Error using python3 nodes on ARM64 & CoreDX

I have everything for ROS2 beta3 compiled and running on aarch64 with CoreDX. Most things work fine. However, whenever I try to create a subscription in a python node, I get this error:
Error in /usr/bin/python3: free(): invalid pointer: 0x…
I see the error when running demo_nodes_py listener. The same code executes fine on x64 platforms. Does our python extension rely upon platform-specific code for some of its pointer handling or struct copies? Of course aarch64 should also be using 64bit pointers. What would be different between FastRTPS (which works) and CoreDX in the python extensions? What can I do? Where should I look?

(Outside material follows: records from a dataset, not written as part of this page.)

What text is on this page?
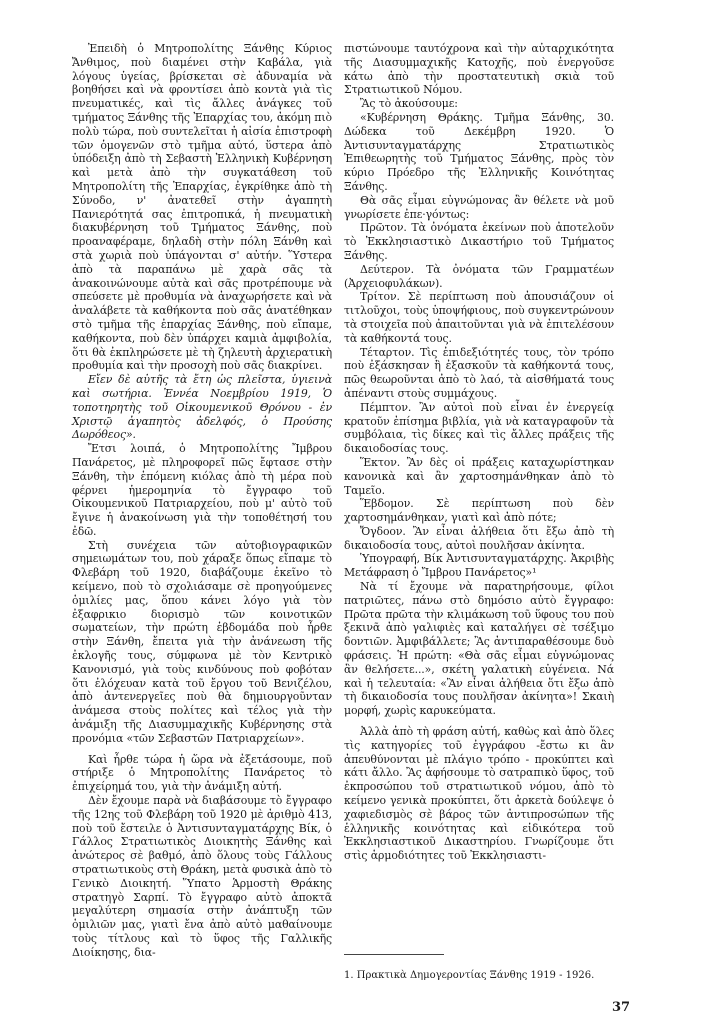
Ἐπειδὴ ὁ Μητροπολίτης Ξάνθης Κύριος Ἄνθιμος, ποὺ διαμένει στὴν Καβάλα, γιὰ λόγους ὑγείας, βρίσκεται σὲ ἀδυναμία νὰ βοηθήσει καὶ νὰ φροντίσει ἀπὸ κοντὰ γιὰ τὶς πνευματικές, καὶ τὶς ἄλλες ἀνάγκες τοῦ τμήματος Ξάνθης τῆς Ἐπαρχίας του, ἀκόμη πιὸ πολὺ τώρα, ποὺ συντελεῖται ἡ αἰσία ἐπιστροφὴ τῶν ὁμογενῶν στὸ τμῆμα αὐτό, ὕστερα ἀπὸ ὑπόδειξη ἀπὸ τὴ Σεβαστὴ Ἑλληνικὴ Κυβέρνηση καὶ μετὰ ἀπὸ τὴν συγκατάθεση τοῦ Μητροπολίτη τῆς Ἐπαρχίας, ἐγκρίθηκε ἀπὸ τὴ Σύνοδο, ν' ἀνατεθεῖ στὴν ἀγαπητὴ Πανιερότητά σας ἐπιτροπικά, ἡ πνευματικὴ διακυβέρνηση τοῦ Τμήματος Ξάνθης, ποὺ προαναφέραμε, δηλαδὴ στὴν πόλη Ξάνθη καὶ στὰ χωριὰ ποὺ ὑπάγονται σ' αὐτήν. Ὕστερα ἀπὸ τὰ παραπάνω μὲ χαρὰ σᾶς τὰ ἀνακοινώνουμε αὐτὰ καὶ σᾶς προτρέπουμε νὰ σπεύσετε μὲ προθυμία νὰ ἀναχωρήσετε καὶ νὰ ἀναλάβετε τὰ καθήκοντα ποὺ σᾶς ἀνατέθηκαν στὸ τμῆμα τῆς ἐπαρχίας Ξάνθης, ποὺ εἴπαμε, καθήκοντα, ποὺ δὲν ὑπάρχει καμιὰ ἀμφιβολία, ὅτι θὰ ἐκπληρώσετε μὲ τὴ ζηλευτὴ ἀρχιερατικὴ προθυμία καὶ τὴν προσοχὴ ποὺ σᾶς διακρίνει.

Εἴεν δὲ αὐτῆς τὰ ἔτη ὡς πλεῖστα, ὑγιεινὰ καὶ σωτήρια. Ἐννέα Νοεμβρίου 1919, Ὁ τοποτηρητὴς τοῦ Οἰκουμενικοῦ Θρόνου - ἐν Χριστῷ ἀγαπητὸς ἀδελφός, ὁ Προύσης Δωρόθεος».

Ἔτσι λοιπά, ὁ Μητροπολίτης Ἴμβρου Πανάρετος, μὲ πληροφορεῖ πῶς ἔφτασε στὴν Ξάνθη, τὴν ἑπόμενη κιόλας ἀπὸ τὴ μέρα ποὺ φέρνει ἡμερομηνία τὸ ἔγγραφο τοῦ Οἰκουμενικοῦ Πατριαρχείου, ποὺ μ' αὐτὸ τοῦ ἔγινε ἡ ἀνακοίνωση γιὰ τὴν τοποθέτησή του ἐδῶ.

Στὴ συνέχεια τῶν αὐτοβιογραφικῶν σημειωμάτων του, ποὺ χάραξε ὅπως εἴπαμε τὸ Φλεβάρη τοῦ 1920, διαβάζουμε ἐκεῖνο τὸ κείμενο, ποὺ τὸ σχολιάσαμε σὲ προηγούμενες ὁμιλίες μας, ὅπου κάνει λόγο γιὰ τὸν ἐξαφρικιο διορισμὸ τῶν κοινοτικῶν σωματείων, τὴν πρώτη ἑβδομάδα ποὺ ἦρθε στὴν Ξάνθη, ἔπειτα γιὰ τὴν ἀνάνεωση τῆς ἐκλογῆς τους, σύμφωνα μὲ τὸν Κεντρικὸ Κανονισμό, γιὰ τοὺς κινδύνους ποὺ φοβόταν ὅτι ἐλόχευαν κατὰ τοῦ ἔργου τοῦ Βενιζέλου, ἀπὸ ἀντενεργεῖες ποὺ θὰ δημιουργοῦνταν ἀνάμεσα στοὺς πολίτες καὶ τέλος γιὰ τὴν ἀνάμιξη τῆς Διασυμμαχικῆς Κυβέρνησης στὰ προνόμια «τῶν Σεβαστῶν Πατριαρχείων».

Καὶ ἦρθε τώρα ἡ ὥρα νὰ ἐξετάσουμε, ποῦ στήριξε ὁ Μητροπολίτης Πανάρετος τὸ ἐπιχείρημά του, γιὰ τὴν ἀνάμιξη αὐτή.

Δὲν ἔχουμε παρὰ νὰ διαβάσουμε τὸ ἔγγραφο τῆς 12ης τοῦ Φλεβάρη τοῦ 1920 μὲ ἀριθμὸ 413, ποὺ τοῦ ἔστειλε ὁ Ἀντισυνταγματάρχης Βίκ, ὁ Γάλλος Στρατιωτικὸς Διοικητὴς Ξάνθης καὶ ἀνώτερος σὲ βαθμό, ἀπὸ ὅλους τοὺς Γάλλους στρατιωτικοὺς στὴ Θράκη, μετὰ φυσικὰ ἀπὸ τὸ Γενικὸ Διοικητή. Ὕπατο Ἁρμοστὴ Θράκης στρατηγὸ Σαρπί. Τὸ ἔγγραφο αὐτὸ ἀποκτᾶ μεγαλύτερη σημασία στὴν ἀνάπτυξη τῶν ὁμιλιῶν μας, γιατὶ ἔνα ἀπὸ αὐτὸ μαθαίνουμε τοὺς τίτλους καὶ τὸ ὕφος τῆς Γαλλικῆς Διοίκησης, δια-

πιστώνουμε ταυτόχρονα καὶ τὴν αὐταρχικότητα τῆς Διασυμμαχικῆς Κατοχῆς, ποὺ ἐνεργοῦσε κάτω ἀπὸ τὴν προστατευτικὴ σκιὰ τοῦ Στρατιωτικοῦ Νόμου.

Ἂς τὸ ἀκούσουμε:

«Κυβέρνηση Θράκης. Τμῆμα Ξάνθης, 30. Δώδεκα τοῦ Δεκέμβρη 1920. Ὁ Ἀντισυνταγματάρχης Στρατιωτικὸς Ἐπιθεωρητὴς τοῦ Τμήματος Ξάνθης, πρὸς τὸν κύριο Πρόεδρο τῆς Ἑλληνικῆς Κοινότητας Ξάνθης.

Θὰ σᾶς εἶμαι εὐγνώμονας ἂν θέλετε νὰ μοῦ γνωρίσετε ἐπε·γόντως:

Πρῶτον. Τὰ ὀνόματα ἐκείνων ποὺ ἀποτελοῦν τὸ Ἐκκλησιαστικὸ Δικαστήριο τοῦ Τμήματος Ξάνθης.

Δεύτερον. Τὰ ὀνόματα τῶν Γραμματέων (Ἀρχειοφυλάκων).

Τρίτον. Σὲ περίπτωση ποὺ ἀπουσιάζουν οἱ τιτλοῦχοι, τοὺς ὑποψήφιους, ποὺ συγκεντρώνουν τὰ στοιχεῖα ποὺ ἀπαιτοῦνται γιὰ νὰ ἐπιτελέσουν τὰ καθήκοντά τους.

Τέταρτον. Τὶς ἐπιδεξιότητές τους, τὸν τρόπο ποὺ ἐξάσκησαν ἢ ἐξασκοῦν τὰ καθήκοντά τους, πῶς θεωροῦνται ἀπὸ τὸ λαό, τὰ αἰσθήματά τους ἀπέναντι στοὺς συμμάχους.

Πέμπτον. Ἂν αὐτοὶ ποὺ εἶναι ἐν ἐνεργείᾳ κρατοῦν ἐπίσημα βιβλία, γιὰ νὰ καταγραφοῦν τὰ συμβόλαια, τὶς δίκες καὶ τὶς ἄλλες πράξεις τῆς δικαιοδοσίας τους.

Ἕκτον. Ἂν δὲς οἱ πράξεις καταχωρίστηκαν κανονικὰ καὶ ἂν χαρτοσημάνθηκαν ἀπὸ τὸ Ταμεῖο.

Ἕβδομον. Σὲ περίπτωση ποὺ δὲν χαρτοσημάνθηκαν, γιατὶ καὶ ἀπὸ πότε;

Ὄγδοον. Ἂν εἶναι ἀλήθεια ὅτι ἔξω ἀπὸ τὴ δικαιοδοσία τους, αὐτοὶ πουλῆσαν ἀκίνητα.

Ὑπογραφή, Βίκ Ἀντισυνταγματάρχης. Ἀκριβὴς Μετάφραση ὁ Ἴμβρου Πανάρετος»¹

Νὰ τί ἔχουμε νὰ παρατηρήσουμε, φίλοι πατριῶτες, πάνω στὸ δημόσιο αὐτὸ ἔγγραφο: Πρῶτα πρῶτα τὴν κλιμάκωση τοῦ ὕφους του ποὺ ξεκινᾶ ἀπὸ γαλιφιὲς καὶ καταλήγει σὲ τσέξιμο δοντιῶν. Ἀμφιβάλλετε; Ἂς ἀντιπαραθέσουμε δυὸ φράσεις. Ἡ πρώτη: «Θὰ σᾶς εἶμαι εὐγνώμονας ἂν θελήσετε...», σκέτη γαλατικὴ εὐγένεια. Νά καὶ ἡ τελευταία: «Ἂν εἶναι ἀλήθεια ὅτι ἔξω ἀπὸ τὴ δικαιοδοσία τους πουλῆσαν ἀκίνητα»! Σκαιὴ μορφή, χωρὶς καρυκεύματα.

Ἀλλὰ ἀπὸ τὴ φράση αὐτή, καθὼς καὶ ἀπὸ ὅλες τὶς κατηγορίες τοῦ ἐγγράφου -ἔστω κι ἂν ἀπευθύνονται μὲ πλάγιο τρόπο - προκύπτει καὶ κάτι ἄλλο. Ἂς ἀφήσουμε τὸ σατραπικὸ ὕφος, τοῦ ἐκπροσώπου τοῦ στρατιωτικοῦ νόμου, ἀπὸ τὸ κείμενο γενικὰ προκύπτει, ὅτι ἀρκετὰ δούλεψε ὁ χαφιεδισμὸς σὲ βάρος τῶν ἀντιπροσώπων τῆς ἑλληνικῆς κοινότητας καὶ εἰδικότερα τοῦ Ἐκκλησιαστικοῦ Δικαστηρίου. Γνωρίζουμε ὅτι στὶς ἁρμοδιότητες τοῦ Ἐκκλησιαστι-

1. Πρακτικὰ Δημογεροντίας Ξάνθης 1919 - 1926.
37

PS, FastRTPS still spews a lot of this when I run the listener: [RTPS_HISTORY Error] Change payload size of ‘8808’ bytes is larger than the history payload size of ‘5000’ bytes and cannot be resized. -> Function add_change

  • Do you happen to have a backtrace ?
  • Does it fail when you create a subscription or when you try to deserialize a message?
  • Do you have the same problem with message types that are of known size (like uint64t) ?

Can you reproduce it with a pure C communication ? (running test_messages_c from test_communication for example)
I would expect the problem to be the same but that would at least allow you to rule out anything Python related.

My guess is that it may be something in the coreDX C typesupport. We test only Fast-RTPS on aarch64 ATM that uses the introspection mechanism. It’s possible that the alignment (and thus the pointers you access and free) are not correct when its built for aarch64.

Can you please provide more details on the related thread (Payload size error with FastRTPS)

Do you happen to have a backtrace?

I can’t seem to create one. No core dump is produced even with ulimit -c unlimited. The error must be caught (but subscription not created).

Does it fail when you create a subscription or when you try to deserialize a message?

Definitely when creating the subscription.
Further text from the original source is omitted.